Apparently not, considering that we flash forward to three months later and life in Philly has returned to normal, albeit with considerably fewer people. People are still driving cars and watching TV, so I guess we haven’t made a whole lot of concessions to the tree folk. The most we see to even indicate that millions of people died a few months ago is some cable talk show where an idiot professor is being interviewed to wrap up what Uncle Rico already told us forty minutes ago. As for our characters, Mark and Zooey have adopted Jess, and Zooey’s pregnant, so I guess their marriage problems are over. Awww. Mark also appears to be unemployed, though, since he drops her off at the school bus (the short bus, Night’s cute little way of reminding us that most of the innocent children DIED). And as an epilogue, we cut to a park in Paris where the Happening is starting all over again. Well, at least Night managed to account for my earlier crack about France having lots of nuclear power plants. Nice job.
Well, Night, I guess your message is that we should all just stop using power. Sure, modern technology and mass industralization is what allows us to have a film industry in the first place and to have the wealth to pay idiot directors millions for schlocky movies nobody wants to see. Maybe we can start saving power by not watching your movies on DVD. Them things don’t run on imagination, after all.
"You know, I'm starting to see why Mel wanted out."
But I think Night’s message is broader than that: perhaps he’s just trying to tell us that trees are f***ing a**h***s.
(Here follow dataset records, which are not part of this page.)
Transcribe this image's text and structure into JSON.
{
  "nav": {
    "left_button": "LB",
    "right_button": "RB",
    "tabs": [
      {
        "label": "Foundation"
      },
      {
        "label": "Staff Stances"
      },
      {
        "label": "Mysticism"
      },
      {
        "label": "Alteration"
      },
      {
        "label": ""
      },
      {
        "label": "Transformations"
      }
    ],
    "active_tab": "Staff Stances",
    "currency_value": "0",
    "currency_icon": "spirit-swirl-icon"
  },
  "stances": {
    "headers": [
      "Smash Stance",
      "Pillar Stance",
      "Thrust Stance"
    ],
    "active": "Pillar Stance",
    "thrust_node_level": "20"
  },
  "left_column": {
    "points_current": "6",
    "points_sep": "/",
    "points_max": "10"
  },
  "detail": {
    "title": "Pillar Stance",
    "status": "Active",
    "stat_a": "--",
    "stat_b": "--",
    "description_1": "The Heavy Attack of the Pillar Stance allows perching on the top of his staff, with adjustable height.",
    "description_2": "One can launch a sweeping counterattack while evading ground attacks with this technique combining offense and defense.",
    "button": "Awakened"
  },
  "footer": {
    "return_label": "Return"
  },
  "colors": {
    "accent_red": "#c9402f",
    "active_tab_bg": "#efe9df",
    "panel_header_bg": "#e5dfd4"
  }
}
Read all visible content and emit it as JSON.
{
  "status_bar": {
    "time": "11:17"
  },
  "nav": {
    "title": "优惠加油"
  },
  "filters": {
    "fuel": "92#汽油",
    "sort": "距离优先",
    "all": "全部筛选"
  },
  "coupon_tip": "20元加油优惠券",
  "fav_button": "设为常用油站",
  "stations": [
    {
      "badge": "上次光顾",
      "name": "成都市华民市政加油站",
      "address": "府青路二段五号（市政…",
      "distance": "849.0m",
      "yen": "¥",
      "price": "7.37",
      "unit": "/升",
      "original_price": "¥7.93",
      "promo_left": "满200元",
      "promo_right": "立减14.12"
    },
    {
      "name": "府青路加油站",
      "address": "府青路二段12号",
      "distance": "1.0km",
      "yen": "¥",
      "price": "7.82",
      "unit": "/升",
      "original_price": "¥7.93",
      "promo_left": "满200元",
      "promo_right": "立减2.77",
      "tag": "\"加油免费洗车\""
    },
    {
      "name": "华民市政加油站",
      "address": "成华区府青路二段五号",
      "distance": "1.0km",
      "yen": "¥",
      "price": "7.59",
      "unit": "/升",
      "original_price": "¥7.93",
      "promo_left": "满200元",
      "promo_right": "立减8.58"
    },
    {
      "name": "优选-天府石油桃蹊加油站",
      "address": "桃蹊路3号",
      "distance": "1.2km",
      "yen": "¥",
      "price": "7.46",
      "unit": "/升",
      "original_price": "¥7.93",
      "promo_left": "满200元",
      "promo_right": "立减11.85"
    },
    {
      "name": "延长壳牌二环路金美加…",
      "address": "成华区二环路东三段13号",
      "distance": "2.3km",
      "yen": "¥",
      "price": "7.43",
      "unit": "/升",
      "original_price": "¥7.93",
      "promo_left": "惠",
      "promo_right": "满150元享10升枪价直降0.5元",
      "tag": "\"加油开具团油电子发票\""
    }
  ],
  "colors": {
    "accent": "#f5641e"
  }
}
Which is a pretty original message, but one that does not save this movie. Are we supposed to cringe or laugh when the movie draws tension from a little girl on a swingset hanging from the tree, one that we’re afraid is going to “go off”? The Happening doesn’t even rank well in the very limited pantheon of killer tree movies:
1. The Lord of the Rings: The Two Towers
2. Evil Dead series
3. The Wizard of Oz
5. The Happening
6. From Hell It Came
"Maude, I don't think we're wearing these 3D glasses correctly."
But if the whole message is that we should stop planting trees in our cities, because they’re ungrateful bastards, more powerful to you, M. Night Shyamalan. So whenever you chop down a tree for firewood, carve your initials into bark, or even just toss a crumpled-up piece of paper into the trash instead of the recycling bin, remember to flip it the bird and say, “What’s happening now, you son of a bitch?”